Point commun entre les deux lauréats du Prix Albert-Londres 2013: ils nous disent quelque chose du monde et montre l'utilité du journalisme.

Un grand reportage pour quoi faire? À l'heure où les rédactions sont souvent tenues de justifier leurs frais, le Prix Albert-Londres, décerné le 10 mai à Montréal, vient rappeler que ce qui fait la quintessence du journalisme, l'enquête et le reportage, n'est pas sans valeur dans une société en crise. Primé pour Colombie, à balles réelles, Roméo Langlois, le journaliste intégré par France 24 après 33 jours de détention entre les mains des Farc, raconte volontiers que son film non diffusé par les télévisions colombiennes et qui relate le fiasco d'une opération héliportée de l'armée jusqu'à son enlèvement, a été «très vu sur les réseaux sociaux».

Mieux, il a contribué à ouvrir un débat en Amérique latine sur le bien-fondé de la lutte antidrogue: plus on cherche à détruire les laboratoires clandestins de cocaïne - qui financent la guérilla marxiste -, plus on fait monter les prix et plus on entraîne la Colombie dans un cycle de violences, estime-t-il. Le journaliste de 36 ans ne s'est pas privé de dire aux médias colombiens ce qu'il pensait de cette situation. Et depuis sa libération, le gouvernement a commencé à négocier un processus de paix avec les Farc. «J'ai bon espoir qu'il aboutisse», confie-t-il.

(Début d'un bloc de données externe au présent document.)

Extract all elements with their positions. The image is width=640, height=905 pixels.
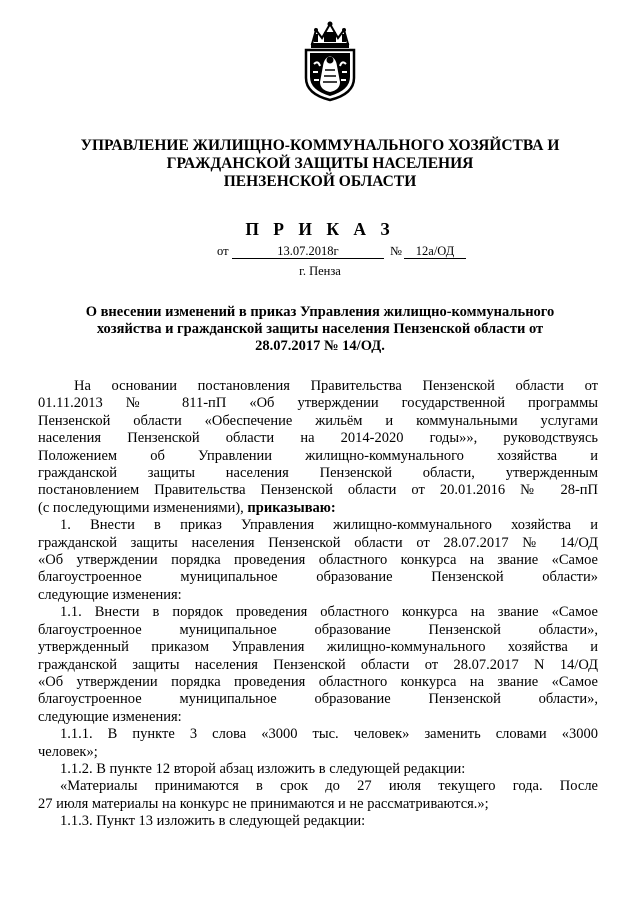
body-line: 1.1.3. Пункт 13 изложить в следующей редакции: <box>60 813 366 830</box>
body-line: населения Пензенской области на 2014-2020 годы»», руководствуясь <box>38 430 598 447</box>
body-line-bold: приказываю: <box>247 499 336 516</box>
agency-name-line: ГРАЖДАНСКОЙ ЗАЩИТЫ НАСЕЛЕНИЯ <box>166 155 474 172</box>
order-body <box>38 378 598 831</box>
agency-name-line: УПРАВЛЕНИЕ ЖИЛИЩНО-КОММУНАЛЬНОГО ХОЗЯЙСТВА И <box>80 137 560 154</box>
body-line: «Материалы принимаются в срок до 27 июля текущего года. После <box>60 778 598 795</box>
body-paragraph <box>38 604 598 726</box>
body-paragraph <box>38 517 598 604</box>
body-line: гражданской защиты населения Пензенской области от 28.07.2017 N 14/ОД <box>38 656 598 673</box>
body-line: утвержденный приказом Управления жилищно-коммунального хозяйства и <box>38 639 598 656</box>
body-line: 01.11.2013 № 811-пП «Об утверждении государственной программы <box>38 395 598 412</box>
body-line: 1.1.2. В пункте 12 второй абзац изложить в следующей редакции: <box>60 760 466 777</box>
body-line <box>38 500 598 517</box>
subject-line: хозяйства и гражданской защиты населения Пензенской области от <box>96 321 544 337</box>
subject-line: О внесении изменений в приказ Управления жилищно-коммунального <box>85 304 555 320</box>
body-line: 1.1.1. В пункте 3 слова «3000 тыс. человек» заменить словами «3000 <box>60 726 598 743</box>
order-date: 13.07.2018г <box>232 243 384 259</box>
subject-line: 28.07.2017 № 14/ОД. <box>255 338 385 354</box>
order-subject <box>60 304 580 355</box>
document-title: П Р И К А З <box>245 219 395 239</box>
date-label: от <box>217 244 229 258</box>
number-label: № <box>390 244 402 258</box>
body-line: следующие изменения: <box>38 586 182 603</box>
body-paragraph <box>38 726 598 761</box>
order-number: 12а/ОД <box>404 243 466 259</box>
body-line: человек»; <box>38 743 98 760</box>
body-paragraph <box>60 760 598 778</box>
body-line: благоустроенное муниципальное образование Пензенской области», <box>38 621 598 638</box>
body-line: Пензенской области «Обеспечение жильём и коммунальными услугами <box>38 412 598 429</box>
body-line: постановлением Правительства Пензенской области от 20.01.2016 № 28-пП <box>38 482 598 499</box>
body-line: 1.1. Внести в порядок проведения областного конкурса на звание «Самое <box>60 604 598 621</box>
body-line: благоустроенное муниципальное образование Пензенской области», <box>38 691 598 708</box>
body-line: следующие изменения: <box>38 708 182 725</box>
penza-coat-of-arms-icon <box>298 20 362 102</box>
body-paragraph <box>38 778 598 813</box>
body-line: благоустроенное муниципальное образование Пензенской области» <box>38 569 598 586</box>
body-line: На основании постановления Правительства Пензенской области от <box>74 378 598 394</box>
body-paragraph <box>38 378 598 517</box>
body-line: гражданской защиты населения Пензенской области от 28.07.2017 № 14/ОД <box>38 534 598 551</box>
body-line: 27 июля материалы на конкурс не принимаются и не рассматриваются.»; <box>38 795 489 812</box>
body-line: 1. Внести в приказ Управления жилищно-коммунального хозяйства и <box>60 517 598 534</box>
body-line: Положением об Управлении жилищно-коммунального хозяйства и <box>38 447 598 464</box>
body-line: «Об утверждении порядка проведения областного конкурса на звание «Самое <box>38 552 598 569</box>
order-city: г. Пенза <box>299 264 341 278</box>
body-paragraph <box>60 813 598 830</box>
agency-name-line: ПЕНЗЕНСКОЙ ОБЛАСТИ <box>223 173 417 190</box>
body-line-text: (с последующими изменениями), <box>38 499 244 516</box>
body-line: «Об утверждении порядка проведения областного конкурса на звание «Самое <box>38 673 598 690</box>
body-line: гражданской защиты населения Пензенской области, утвержденным <box>38 465 598 482</box>
agency-name <box>60 137 580 191</box>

Roméo Langlois a aussi contribué à faire connaître France 24 en Colombie et dans d'autres pays sud-américains, alors même que sa PDG Marie-Christine Saragosse rêve de lancer une version en espagnole de la chaîne. Auparavant, à la mi-juin 2012, il avait pu diffuser dans trois langues sur sa chaîne son reportage de 26 minutes - le double du format habituel. Plans-séquences, absence de musique, minimum de coupes... Le journaliste ne se met pas en scène: il s'efface derrière son récit.

 

L'immigration, des histoires humaines

L'autre lauréate, Doan Bui, 38 ans, récompensée pour son article paru dans le Nouvel Observateur, «Les fantômes du fleuve», salue également la liberté que lui a laissée son journal de réaliser pendant onze jours un reportage sur un sujet qui n'est pas dicté par l'actualité. Il s'agit pour elle de raconter l'histoire de «ces fantômes anonymes qui ont souvent imaginé une vie meilleure et dont les rêves se sont fracassés aux portes de l'Europe».

Dans son article, elle part sur les traces des cadavres retrouvés dans le fleuve Evros, entre la Turquie et la Grèce, et ouvre, elle aussi, un débat. A quel prix l'espace Schengen doit-il se protéger de l'immigration illégale? C'est en entendant un ministre grec vanter la construction d'un mur et Arno Klarsfled, alors président de l'Office français de l'intégration, apporter son soutien à ce projet que la journaliste a eu l'idée de traiter de ce sujet. «La problématique de l'immigration, ce sont souvent des chiffres, des statistiques, des flux. Ce qui m'intéressait derrière ces grands mots, ce sont les histoires humaines», dit-elle.

La journaliste d'origine vietnamienne, dont le père ne parlait pas français, est elle-même enfant d'immigrés. Ses parents sont arrivés en France quelques années avant la chute de Saigon. Il lui a fallu prouver qu'elle était française auprès des services administratifs de Nantes: «Mes parents n'existaient pas», sourit-elle.

Porter la plume dans la plaie? À Montréal, un scandale national éclabousse la ville de Laval, troisième ville du Québec. Le maire y est accusé de gangstérisme et 36 autres suspects ont été arrêtés. Les journaux La Presse et Le Devoir comme Radio Canada n'ont eu de cesse d'exercer une pression sur la police et la justice en alertant l'opinion publique sur ces faits graves de corruption. Le Québec, «province la plus corrompue», comme le titre la presse anglophone? «Pays où il y a les meilleurs journalistes d'enquête», rétorque-t-on à Montréal. Des enquêtes au service des enquêteurs en somme.